Data Management

  • Lyrics & Music © 2017 by Greg Crowther

    When should the data be kept as is?
    Try to think about a real-life case.
    If you toss a point just to reach significance,
    That exclusion would be off-base.
    When can the data be clipped and trimmed?
    Try to picture a scenario.
    If you toss a point because the measurement was done wrong,
    That exclusion just might be the way to go.

    Throw that bad point out!
    Should we throw that bad point out?
    The IRB is not a group to flout.
    Should we throw that bad point out?

    When should a study be redesigned?
    Note the principles we must apply.
    If subjects don't provide their informed consent ,
    The risk to the subjects may be deemed too high.

    Throw that study out!
    Should we throw that study out?
    The IRB is not a group to flout.
    So should we throw that study out?

  • There are a lot of small data problems that occur in big data.  They don't disappear because you've got lots of stuff.  They get worse.

    David J. Spiegelhalter (1953 - )

  • Always expect to find at least one error when you proofread your own statistics.
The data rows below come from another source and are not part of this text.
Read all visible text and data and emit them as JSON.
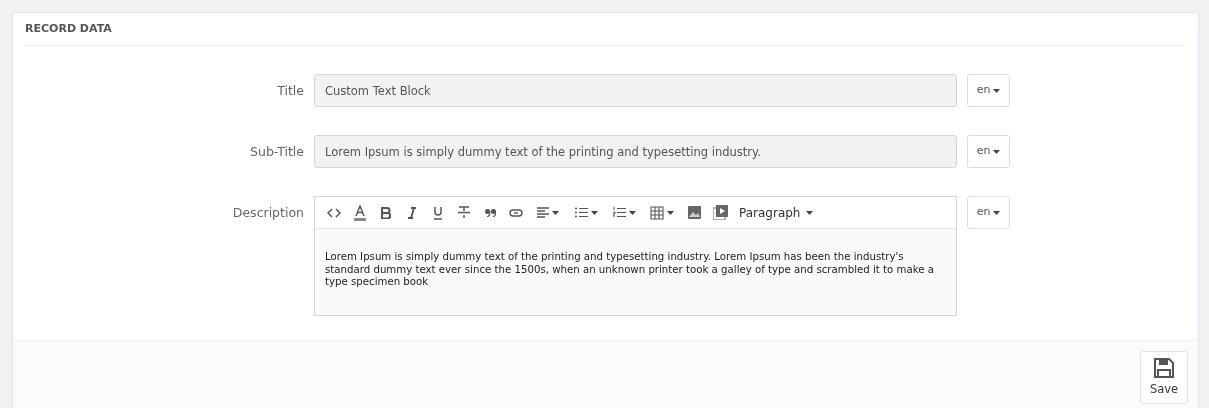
{
  "panel": {
    "title": "RECORD DATA"
  },
  "fields": [
    {
      "kind": "text",
      "label": "Title",
      "value": "Custom Text Block",
      "language": "en"
    },
    {
      "kind": "text",
      "label": "Sub-Title",
      "value": "Lorem Ipsum is simply dummy text of the printing and typesetting industry.",
      "language": "en"
    },
    {
      "kind": "editor",
      "label": "Description",
      "format": "Paragraph",
      "value": "Lorem Ipsum is simply dummy text of the printing and typesetting industry. Lorem Ipsum has been the industry's standard dummy text ever since the 1500s, when an unknown printer took a galley of type and scrambled it to make a type specimen book",
      "language": "en"
    }
  ],
  "footer": {
    "save_label": "Save"
  }
}
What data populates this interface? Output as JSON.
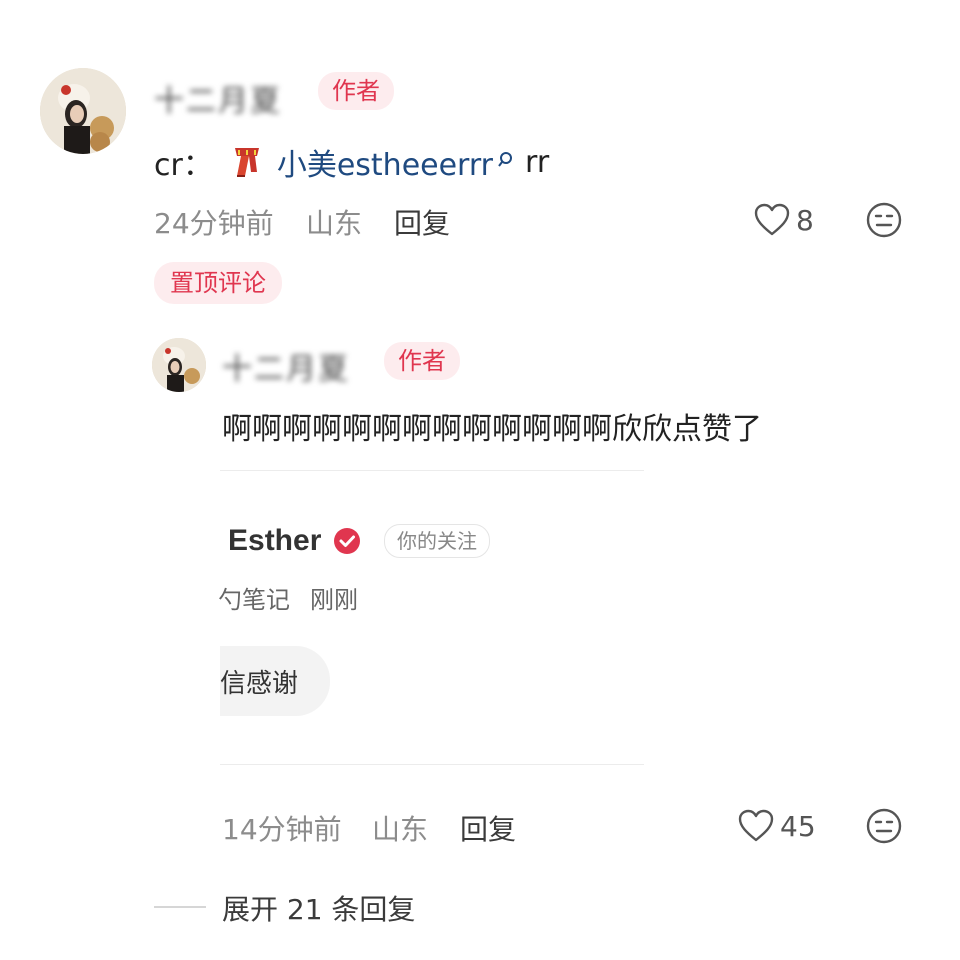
{
  "comment": {
    "username": "十二月夏",
    "author_badge": "作者",
    "text_prefix": "cr：",
    "mention": "小美estheeerrr",
    "text_suffix": "rr",
    "time": "24分钟前",
    "location": "山东",
    "reply_label": "回复",
    "like_count": "8",
    "pinned_label": "置顶评论"
  },
  "reply": {
    "username": "十二月夏",
    "author_badge": "作者",
    "text": "啊啊啊啊啊啊啊啊啊啊啊啊啊欣欣点赞了",
    "quote": {
      "name": "Esther",
      "follow_badge": "你的关注",
      "note_fragment": "勺笔记",
      "time": "刚刚",
      "message": "信感谢"
    },
    "time": "14分钟前",
    "location": "山东",
    "reply_label": "回复",
    "like_count": "45"
  },
  "expand_label": "展开 21 条回复",
  "colors": {
    "accent": "#e0364f",
    "link": "#1f4a80",
    "meta": "#8c8c8c"
  },
  "icons": [
    "heart-icon",
    "sticker-icon",
    "search-icon",
    "verified-icon",
    "scarf-icon"
  ]
}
If you don't, you are probably making the same mistake twice.

    Cheryl Russell

  • The individual source of the statistics may easily be the weakest link. Harold Cox tells a story of his life as a young man in India. He quoted some statistics to a Judge, an Englishman, and a very good fellow. His friend said, "Cox, when you are a bit older, you will not quote Indian statistics with that assurance. The Government are very keen on amassing statistics ... they collect them, add them, raise them to the nth power, take the cube root and prepare wonderful diagrams. But what you must never forget is that every one of these figures comes in the first place from the chowty dar [village watchman], who just puts down what he damn pleases."

    Sir Josiah Charles Stamp (1880 - 1941)